Com treinadores pressionados antes de competições importantes, as seleções masculina e feminina de futebol capricham no discurso, mas decepcionam na prática

Mesmo invicta após a Copa do Mundo, a seleção brasileira masculina inspira desconfiança. A menos de três meses da estreia na Copa América, o time que não disputa amistosos no Brasil há mais de dois anos não encanta nem deslancha. O empate contra o Panamá e a vitória de virada sobre a República Tcheca, ambos em solo europeu, expuseram uma performance que coloca em xeque as possibilidades de título na competição sediada em seus domínios. Sem Neymar, a equipe voltou a apresentar dificuldades para envolver adversários tecnicamente inferiores. A lua de mel de Tite, quase uma unanimidade antes da Copa, e a torcida, cada vez mais afastada da seleção, chegou ao fim. E os sinais de evolução já não são tão visíveis como no início de sua trajetória no comando.

Apesar do desempenho nada empolgante, Tite mantém um discurso de confiança. Porém, até mesmo o tom professoral, recheado de expressões técnicas que consagraram o vocabulário titês, como “extremos desequilibrantes” para se referir a pontas rápidos e habilidosos, dá indícios de desgaste. A eliminação para a Bélgica nas quartas do Mundial transformou o personagem por vezes cativante construído pelo treinador em uma caricatura que remete aos palestrantes motivacionais. Pressionado pela cultura resultadista e o imediatismo do futebol, embora resultados não sejam exatamente um problema na sequência de sete vitórias e um empate pós-Copa, Tite entende que o jogo sem brilho se encaixa em um processo de renovação da equipe. “O momento é de dar oportunidade aos jovens. Seria anormal se a gente tivesse dando espetáculo”, justifica o técnico.

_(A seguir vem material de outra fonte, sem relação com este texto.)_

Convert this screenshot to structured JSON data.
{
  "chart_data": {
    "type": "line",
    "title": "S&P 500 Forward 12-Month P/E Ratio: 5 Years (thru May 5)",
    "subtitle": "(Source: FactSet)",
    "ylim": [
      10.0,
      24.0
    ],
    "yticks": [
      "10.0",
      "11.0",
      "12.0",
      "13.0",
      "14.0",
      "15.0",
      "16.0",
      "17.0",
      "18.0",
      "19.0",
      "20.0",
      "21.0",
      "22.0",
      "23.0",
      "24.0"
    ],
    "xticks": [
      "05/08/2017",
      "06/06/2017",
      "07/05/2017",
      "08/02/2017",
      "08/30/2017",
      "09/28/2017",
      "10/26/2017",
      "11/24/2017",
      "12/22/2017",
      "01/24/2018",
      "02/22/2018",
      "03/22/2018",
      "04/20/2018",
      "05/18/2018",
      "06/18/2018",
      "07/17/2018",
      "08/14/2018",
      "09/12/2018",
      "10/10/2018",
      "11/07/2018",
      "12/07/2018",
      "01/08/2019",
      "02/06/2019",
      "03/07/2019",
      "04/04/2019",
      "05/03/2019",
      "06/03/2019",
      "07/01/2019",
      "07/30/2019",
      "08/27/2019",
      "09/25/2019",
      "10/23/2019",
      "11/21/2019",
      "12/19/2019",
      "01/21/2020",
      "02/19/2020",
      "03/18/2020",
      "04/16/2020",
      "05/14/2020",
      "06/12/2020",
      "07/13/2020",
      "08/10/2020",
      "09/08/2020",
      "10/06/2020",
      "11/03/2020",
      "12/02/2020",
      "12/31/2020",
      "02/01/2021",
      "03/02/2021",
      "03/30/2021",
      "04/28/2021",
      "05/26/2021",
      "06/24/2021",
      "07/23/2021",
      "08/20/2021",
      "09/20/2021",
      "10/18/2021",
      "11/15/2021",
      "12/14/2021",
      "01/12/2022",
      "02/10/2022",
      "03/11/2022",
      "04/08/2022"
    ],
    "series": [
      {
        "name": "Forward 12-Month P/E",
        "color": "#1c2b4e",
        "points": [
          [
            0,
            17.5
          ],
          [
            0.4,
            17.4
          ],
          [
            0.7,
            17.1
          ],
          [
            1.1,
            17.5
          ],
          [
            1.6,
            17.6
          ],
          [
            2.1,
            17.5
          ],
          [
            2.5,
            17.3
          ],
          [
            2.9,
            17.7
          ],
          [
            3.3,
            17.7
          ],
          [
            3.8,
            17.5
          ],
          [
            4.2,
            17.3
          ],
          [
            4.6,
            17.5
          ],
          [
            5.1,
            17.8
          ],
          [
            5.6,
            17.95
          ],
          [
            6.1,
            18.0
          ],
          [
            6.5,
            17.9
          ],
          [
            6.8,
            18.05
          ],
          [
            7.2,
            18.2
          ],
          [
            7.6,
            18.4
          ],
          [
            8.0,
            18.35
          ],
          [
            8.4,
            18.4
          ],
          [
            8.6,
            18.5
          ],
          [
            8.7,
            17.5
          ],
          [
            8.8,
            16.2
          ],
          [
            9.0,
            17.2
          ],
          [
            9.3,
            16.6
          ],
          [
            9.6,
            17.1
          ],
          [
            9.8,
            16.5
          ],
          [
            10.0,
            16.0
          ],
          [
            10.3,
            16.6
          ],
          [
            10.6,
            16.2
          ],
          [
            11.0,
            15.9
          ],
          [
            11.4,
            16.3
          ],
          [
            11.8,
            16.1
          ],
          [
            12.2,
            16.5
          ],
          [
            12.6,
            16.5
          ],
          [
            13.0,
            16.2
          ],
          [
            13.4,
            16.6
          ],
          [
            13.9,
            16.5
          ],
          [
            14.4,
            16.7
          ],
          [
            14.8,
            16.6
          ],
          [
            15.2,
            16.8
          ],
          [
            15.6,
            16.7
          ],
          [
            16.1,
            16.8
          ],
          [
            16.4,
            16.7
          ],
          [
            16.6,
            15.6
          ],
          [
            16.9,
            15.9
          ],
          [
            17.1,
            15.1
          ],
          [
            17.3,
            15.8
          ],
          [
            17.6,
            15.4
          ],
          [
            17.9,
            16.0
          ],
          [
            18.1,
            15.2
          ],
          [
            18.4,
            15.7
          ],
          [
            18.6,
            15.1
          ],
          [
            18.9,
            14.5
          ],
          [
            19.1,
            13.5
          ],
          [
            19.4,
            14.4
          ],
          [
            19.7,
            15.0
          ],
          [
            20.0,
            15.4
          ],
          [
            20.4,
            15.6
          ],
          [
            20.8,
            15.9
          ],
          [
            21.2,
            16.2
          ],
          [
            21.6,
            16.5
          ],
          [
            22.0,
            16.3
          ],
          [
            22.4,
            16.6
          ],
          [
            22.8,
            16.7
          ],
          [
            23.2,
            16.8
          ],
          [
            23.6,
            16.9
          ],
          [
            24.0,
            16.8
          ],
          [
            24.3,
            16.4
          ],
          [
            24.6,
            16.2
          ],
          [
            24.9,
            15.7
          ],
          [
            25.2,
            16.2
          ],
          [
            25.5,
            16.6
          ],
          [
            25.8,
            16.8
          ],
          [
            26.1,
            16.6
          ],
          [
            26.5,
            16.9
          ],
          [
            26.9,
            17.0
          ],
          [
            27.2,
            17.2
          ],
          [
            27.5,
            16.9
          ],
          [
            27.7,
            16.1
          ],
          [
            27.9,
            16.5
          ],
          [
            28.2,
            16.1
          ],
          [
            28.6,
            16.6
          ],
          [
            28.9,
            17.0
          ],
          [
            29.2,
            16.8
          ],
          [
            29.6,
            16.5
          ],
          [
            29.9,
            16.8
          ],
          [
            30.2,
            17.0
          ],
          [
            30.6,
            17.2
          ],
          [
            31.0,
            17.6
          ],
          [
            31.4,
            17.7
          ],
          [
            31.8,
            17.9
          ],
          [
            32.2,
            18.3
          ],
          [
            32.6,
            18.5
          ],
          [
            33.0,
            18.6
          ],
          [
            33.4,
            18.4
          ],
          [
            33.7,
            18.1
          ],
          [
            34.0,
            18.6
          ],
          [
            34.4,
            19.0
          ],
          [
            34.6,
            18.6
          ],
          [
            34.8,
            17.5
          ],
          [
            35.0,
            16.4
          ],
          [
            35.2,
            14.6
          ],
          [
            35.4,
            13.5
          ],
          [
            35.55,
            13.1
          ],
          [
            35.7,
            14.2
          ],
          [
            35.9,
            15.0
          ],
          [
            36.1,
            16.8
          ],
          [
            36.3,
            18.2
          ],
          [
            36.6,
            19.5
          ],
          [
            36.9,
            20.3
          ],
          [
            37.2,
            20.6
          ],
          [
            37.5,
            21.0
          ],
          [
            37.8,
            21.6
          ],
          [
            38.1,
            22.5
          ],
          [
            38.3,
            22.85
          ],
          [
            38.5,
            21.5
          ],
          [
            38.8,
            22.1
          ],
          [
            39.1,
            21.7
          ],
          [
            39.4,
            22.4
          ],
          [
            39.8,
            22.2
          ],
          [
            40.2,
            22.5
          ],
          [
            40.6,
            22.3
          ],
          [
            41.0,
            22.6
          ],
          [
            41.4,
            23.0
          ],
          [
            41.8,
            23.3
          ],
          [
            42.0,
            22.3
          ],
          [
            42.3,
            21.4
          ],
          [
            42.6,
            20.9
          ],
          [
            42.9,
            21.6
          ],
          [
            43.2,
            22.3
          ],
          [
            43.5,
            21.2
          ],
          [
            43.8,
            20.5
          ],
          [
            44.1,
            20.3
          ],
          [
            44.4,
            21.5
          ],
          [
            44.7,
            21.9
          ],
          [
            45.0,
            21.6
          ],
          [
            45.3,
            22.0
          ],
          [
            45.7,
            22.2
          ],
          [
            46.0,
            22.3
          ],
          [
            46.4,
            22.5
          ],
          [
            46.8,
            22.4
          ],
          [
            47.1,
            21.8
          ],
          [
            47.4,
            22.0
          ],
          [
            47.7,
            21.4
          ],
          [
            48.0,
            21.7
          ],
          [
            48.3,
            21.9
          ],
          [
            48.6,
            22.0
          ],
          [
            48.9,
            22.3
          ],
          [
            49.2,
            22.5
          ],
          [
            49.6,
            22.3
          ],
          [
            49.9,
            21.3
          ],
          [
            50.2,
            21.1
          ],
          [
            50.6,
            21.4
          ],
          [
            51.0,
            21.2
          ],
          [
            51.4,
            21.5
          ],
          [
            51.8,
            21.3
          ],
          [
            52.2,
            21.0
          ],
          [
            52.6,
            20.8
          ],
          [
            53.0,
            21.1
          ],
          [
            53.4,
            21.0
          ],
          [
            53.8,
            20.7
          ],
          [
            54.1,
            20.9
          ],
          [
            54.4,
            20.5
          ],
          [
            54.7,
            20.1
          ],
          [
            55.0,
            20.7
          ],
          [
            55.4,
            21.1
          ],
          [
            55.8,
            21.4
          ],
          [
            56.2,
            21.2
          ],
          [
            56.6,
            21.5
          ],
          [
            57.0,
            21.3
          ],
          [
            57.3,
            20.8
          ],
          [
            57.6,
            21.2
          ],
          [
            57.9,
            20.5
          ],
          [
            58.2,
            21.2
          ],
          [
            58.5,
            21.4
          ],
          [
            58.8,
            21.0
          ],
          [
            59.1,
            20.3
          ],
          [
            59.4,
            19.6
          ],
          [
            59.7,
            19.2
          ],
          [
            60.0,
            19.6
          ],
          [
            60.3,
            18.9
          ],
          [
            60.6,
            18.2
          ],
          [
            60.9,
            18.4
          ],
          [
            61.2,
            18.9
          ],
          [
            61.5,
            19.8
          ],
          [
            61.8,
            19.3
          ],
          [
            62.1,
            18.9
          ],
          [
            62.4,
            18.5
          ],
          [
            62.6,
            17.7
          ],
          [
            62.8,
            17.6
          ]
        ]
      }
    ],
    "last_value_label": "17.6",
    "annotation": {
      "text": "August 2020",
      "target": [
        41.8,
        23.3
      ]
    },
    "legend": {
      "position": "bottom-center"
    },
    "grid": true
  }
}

Depois da Copa, nomes como Arthur, David Neres, Paquetá e Richarlison ganharam espaço com Tite. Mas a incorporação de jovens jogadores ainda é tímida, visto que a comissão técnica não abre mão de preservar a base do time que, um ano atrás, conciliava performance com resultado. Aposta em novidades e reformulações profundas que costumam marcar os desfechos dos ciclos de Copa vão de encontro à filosofia de Tite. Em 2006, Dunga assumiu o lugar de Parreira com perfil linha-dura e um grupo de jogadores com mais comprometimento que talento. Quatro anos mais tarde, Neymar iniciaria seu reinado sob a batuta de Mano Menezes, que foi substituído pelo pragmatismo de Felipão. O retorno de Dunga, que chegou a empolgar nos primeiros amistosos, resultou em fracassos em duas Copas América. Tite apagou o incêndio, acertou em cheio ao preencher a lacuna da camisa 9 com Gabriel Jesus e converteu, em menos de dois anos, uma equipe desacreditada em favorita para o Mundial.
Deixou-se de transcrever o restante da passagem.